Social Media and the Age of Microcomplaints (nytimes.com)
An anonymous reader writes: "Name an inequity, and it is highly likely that social media has helped call meaningful attention to it, if not started and hashtagged a movement," claims the NY Times. The article suggests people are much more willing to complain about meaningless issues now that they have a public audience. "The smartphone in particular has facilitated extemporaneous caviling. Irritations that the passage of time may have soothed can, in the moment, be immediately expressed to an audience." Further, an aggrieved social media post can lend more weight to a minor problem than the author ever intended, or than it deserved. An offhand tweet can lead to a nationwide media frenzy as people who aren't connected with a complaint's author lack perspective and emotional context for it.

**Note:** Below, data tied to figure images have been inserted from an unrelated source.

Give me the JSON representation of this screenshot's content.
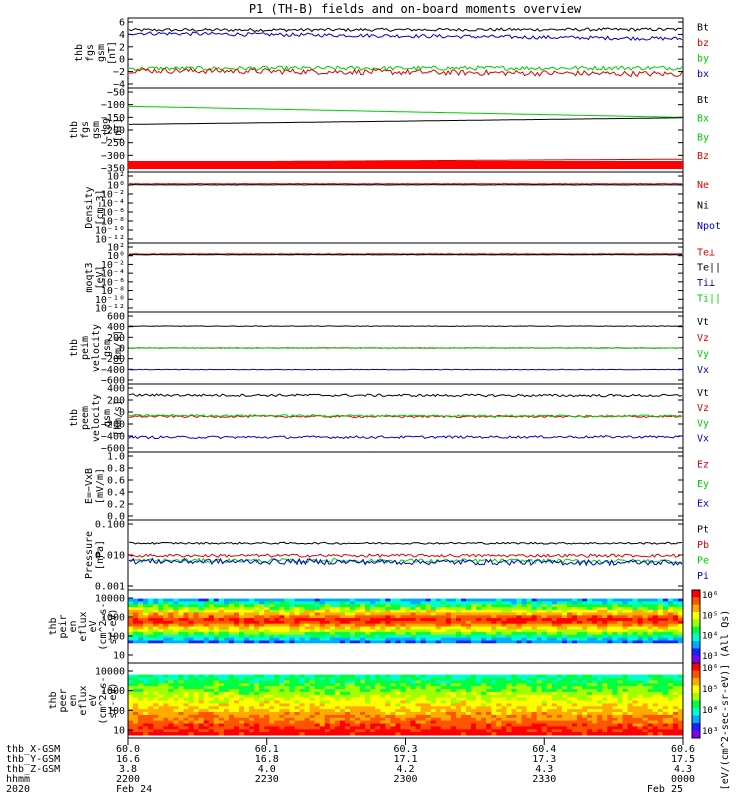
{
  "chart_data": {
    "type": "line",
    "title": "P1 (TH-B) fields and on-board moments overview",
    "panels": [
      {
        "ylabel": [
          "thb",
          "fgs",
          "gsm",
          "[nT]"
        ],
        "yticks": [
          "6",
          "4",
          "2",
          "0",
          "−2",
          "−4"
        ],
        "ylim": [
          -4,
          6
        ],
        "legend": [
          {
            "text": "Bt",
            "color": "#000000"
          },
          {
            "text": "bz",
            "color": "#dd0000"
          },
          {
            "text": "by",
            "color": "#00cc00"
          },
          {
            "text": "bx",
            "color": "#0000cc"
          }
        ],
        "series": [
          {
            "name": "Bt",
            "color": "#000000",
            "base": 4.7,
            "end": 4.8,
            "noise": 0.25
          },
          {
            "name": "bx",
            "color": "#0000cc",
            "base": 4.2,
            "end": 3.3,
            "noise": 0.3
          },
          {
            "name": "by",
            "color": "#00cc00",
            "base": -1.5,
            "end": -1.4,
            "noise": 0.35
          },
          {
            "name": "bz",
            "color": "#dd0000",
            "base": -1.8,
            "end": -2.4,
            "noise": 0.45
          }
        ]
      },
      {
        "ylabel": [
          "thb",
          "fgs",
          "gsm",
          "−t89",
          "[nT]"
        ],
        "yticks": [
          "−50",
          "−100",
          "−150",
          "−200",
          "−250",
          "−300",
          "−350"
        ],
        "ylim": [
          -380,
          -35
        ],
        "legend": [
          {
            "text": "Bt",
            "color": "#000000"
          },
          {
            "text": "Bx",
            "color": "#00cc00"
          },
          {
            "text": "By",
            "color": "#00cc00"
          },
          {
            "text": "Bz",
            "color": "#dd0000"
          }
        ],
        "series": [
          {
            "name": "Bx",
            "color": "#00cc00",
            "base": -100,
            "end": -150,
            "noise": 0
          },
          {
            "name": "Bt",
            "color": "#000000",
            "base": -182,
            "end": -152,
            "noise": 0
          },
          {
            "name": "Bz",
            "color": "#dd0000",
            "base": -354,
            "end": -340,
            "noise": 0
          }
        ]
      },
      {
        "ylabel": [
          "Density",
          "[cm−3]"
        ],
        "yticks": [
          "10²",
          "10⁰",
          "10⁻²",
          "10⁻⁴",
          "10⁻⁶",
          "10⁻⁸",
          "10⁻¹⁰",
          "10⁻¹²"
        ],
        "ylim": [
          -13,
          2
        ],
        "legend": [
          {
            "text": "Ne",
            "color": "#dd0000"
          },
          {
            "text": "Ni",
            "color": "#000000"
          },
          {
            "text": "Npot",
            "color": "#0000cc"
          }
        ],
        "series": [
          {
            "name": "Ne",
            "color": "#dd0000",
            "base": 0.15,
            "end": 0.15,
            "noise": 0.05
          },
          {
            "name": "Ni",
            "color": "#000000",
            "base": -0.1,
            "end": -0.1,
            "noise": 0.05
          }
        ]
      },
      {
        "ylabel": [
          "moqt3",
          "[eV]"
        ],
        "yticks": [
          "10²",
          "10⁰",
          "10⁻²",
          "10⁻⁴",
          "10⁻⁶",
          "10⁻⁸",
          "10⁻¹⁰",
          "10⁻¹²"
        ],
        "ylim": [
          -13,
          2
        ],
        "legend": [
          {
            "text": "Te⊥",
            "color": "#dd0000"
          },
          {
            "text": "Te||",
            "color": "#000000"
          },
          {
            "text": "Ti⊥",
            "color": "#0000cc"
          },
          {
            "text": "Ti||",
            "color": "#00cc00"
          }
        ],
        "series": [
          {
            "name": "Te",
            "color": "#dd0000",
            "base": 0.3,
            "end": 0.3,
            "noise": 0.05
          },
          {
            "name": "Ti",
            "color": "#000000",
            "base": 0.1,
            "end": 0.1,
            "noise": 0.05
          }
        ]
      },
      {
        "ylabel": [
          "thb",
          "peim",
          "velocity",
          "gsm",
          "[km/s]"
        ],
        "yticks": [
          "600",
          "400",
          "200",
          "0",
          "−200",
          "−400",
          "−600"
        ],
        "ylim": [
          -600,
          600
        ],
        "legend": [
          {
            "text": "Vt",
            "color": "#000000"
          },
          {
            "text": "Vz",
            "color": "#dd0000"
          },
          {
            "text": "Vy",
            "color": "#00cc00"
          },
          {
            "text": "Vx",
            "color": "#0000cc"
          }
        ],
        "series": [
          {
            "name": "Vt",
            "color": "#000000",
            "base": 410,
            "end": 410,
            "noise": 5
          },
          {
            "name": "Vz",
            "color": "#dd0000",
            "base": 0,
            "end": 0,
            "noise": 5
          },
          {
            "name": "Vy",
            "color": "#00cc00",
            "base": 0,
            "end": 0,
            "noise": 5
          },
          {
            "name": "Vx",
            "color": "#0000cc",
            "base": -405,
            "end": -405,
            "noise": 5
          }
        ]
      },
      {
        "ylabel": [
          "thb",
          "peem",
          "velocity",
          "gsm",
          "[km/s]"
        ],
        "yticks": [
          "400",
          "200",
          "0",
          "−200",
          "−400",
          "−600"
        ],
        "ylim": [
          -620,
          560
        ],
        "legend": [
          {
            "text": "Vt",
            "color": "#000000"
          },
          {
            "text": "Vz",
            "color": "#dd0000"
          },
          {
            "text": "Vy",
            "color": "#00cc00"
          },
          {
            "text": "Vx",
            "color": "#0000cc"
          }
        ],
        "series": [
          {
            "name": "Vt",
            "color": "#000000",
            "base": 420,
            "end": 410,
            "noise": 25
          },
          {
            "name": "Vz",
            "color": "#dd0000",
            "base": 0,
            "end": 0,
            "noise": 20
          },
          {
            "name": "Vy",
            "color": "#00cc00",
            "base": 20,
            "end": 10,
            "noise": 20
          },
          {
            "name": "Vx",
            "color": "#0000cc",
            "base": -410,
            "end": -400,
            "noise": 25
          }
        ]
      },
      {
        "ylabel": [
          "E=−VxB",
          "[mV/m]"
        ],
        "yticks": [
          "1.0",
          "0.8",
          "0.6",
          "0.4",
          "0.2",
          "0.0"
        ],
        "ylim": [
          0,
          1
        ],
        "legend": [
          {
            "text": "Ez",
            "color": "#dd0000"
          },
          {
            "text": "Ey",
            "color": "#00cc00"
          },
          {
            "text": "Ex",
            "color": "#0000cc"
          }
        ],
        "series": []
      },
      {
        "ylabel": [
          "Pressure",
          "[nPa]"
        ],
        "yticks": [
          "0.100",
          "0.010",
          "0.001"
        ],
        "ylim": [
          -3,
          -1
        ],
        "legend": [
          {
            "text": "Pt",
            "color": "#000000"
          },
          {
            "text": "Pb",
            "color": "#dd0000"
          },
          {
            "text": "Pe",
            "color": "#00cc00"
          },
          {
            "text": "Pi",
            "color": "#0000cc"
          }
        ],
        "series": [
          {
            "name": "Pt",
            "color": "#000000",
            "base": -1.62,
            "end": -1.62,
            "noise": 0.03
          },
          {
            "name": "Pb",
            "color": "#dd0000",
            "base": -2.02,
            "end": -2.02,
            "noise": 0.05
          },
          {
            "name": "Pe",
            "color": "#00cc00",
            "base": -2.18,
            "end": -2.2,
            "noise": 0.07
          },
          {
            "name": "Pi",
            "color": "#0000cc",
            "base": -2.2,
            "end": -2.25,
            "noise": 0.09
          }
        ]
      }
    ],
    "spectrograms": [
      {
        "ylabel": [
          "thb",
          "peir",
          "en",
          "eflux",
          "eV",
          "(cm^2-s-",
          "sr-eV)"
        ],
        "yticks": [
          "10000",
          "1000",
          "100",
          "10"
        ],
        "ylim": [
          0.4,
          4.3
        ],
        "kind": "ion"
      },
      {
        "ylabel": [
          "thb",
          "peer",
          "en",
          "eflux",
          "eV",
          "(cm^2-s-",
          "sr-eV)"
        ],
        "yticks": [
          "10000",
          "1000",
          "100",
          "10"
        ],
        "ylim": [
          0.4,
          4.3
        ],
        "kind": "electron"
      }
    ],
    "colorbar": {
      "ticks": [
        "10⁶",
        "10⁵",
        "10⁴",
        "10³"
      ],
      "label": "[eV/(cm^2-sec-sr-eV)] (All Qs)"
    },
    "xaxis": {
      "rows": [
        {
          "label": "thb_X-GSM",
          "values": [
            "60.0",
            "60.1",
            "60.3",
            "60.4",
            "60.6"
          ]
        },
        {
          "label": "thb_Y-GSM",
          "values": [
            "16.6",
            "16.8",
            "17.1",
            "17.3",
            "17.5"
          ]
        },
        {
          "label": "thb_Z-GSM",
          "values": [
            "3.8",
            "4.0",
            "4.2",
            "4.3",
            "4.3"
          ]
        },
        {
          "label": "hhmm",
          "values": [
            "2200",
            "2230",
            "2300",
            "2330",
            "0000"
          ]
        },
        {
          "label": "2020",
          "values": [
            "Feb 24",
            "",
            "",
            "",
            "Feb 25"
          ]
        }
      ]
    }
  }
}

When I first read the term, I was confused. When I first read the tumblr about it, I was fluctuating between disgust and amusement.
Now that I'm thinking about it, I think they have the term right. 1000 microaggressions makes a milliaggression, and 1000 milliaggressions form one standard aggression.
Since most of us deal with dozens of aggressions each day, this provides a proper reference frame for just how blatantly sheltered and whiny anyone who counts microaggressions must be. Yes, all of you counting microaggressions, you can take my derision and disgust at your fragility as 1.13 milliagressions.
There are far to many people walking around in a fog of narcissism thinking that everything is about them. Take, for example, that pretentious asshat that is Bono commenting on the Paris attacks saying that the terrorists were targeting music. News flash, Bono, this isn't about you.
Microcomplaints may make a mountain out of a mole hill, but it may also give management (or at least someone higher up the food chain) and opportunity to earn back business.
Several years ago I ordered a mattress online at Sam's club. I waited for it to be delivered. And waited. And waited. After missing several dates it turns out that their vendor screwed up the order and it never even went into manufacturing despite being told that it had really been shipped. None of the CSRs at Sam's club or the vendor really cared about me or gave me any options other than keep waiting. Walmart Corporate got a hold of me after I posted several microcomplaints online and satisfied my situation much in my benefit within a few hours. Instead of losing my business forever (especially since a Costco just recently opened, they earned it back).
Social media has created a new scary norm where that "nationwide media frenzy" (mob mentality) is the prosecutor, jury, and judge and your employer's fear of reputational risk is the executioner.
It doesn't matter if you are right or wrong. Logic doesn't apply - only perception management.
The new, widely-embraced form of discrimination is having an opinion different than that of the mob. Our laws need to adjust to form adequate civil protections.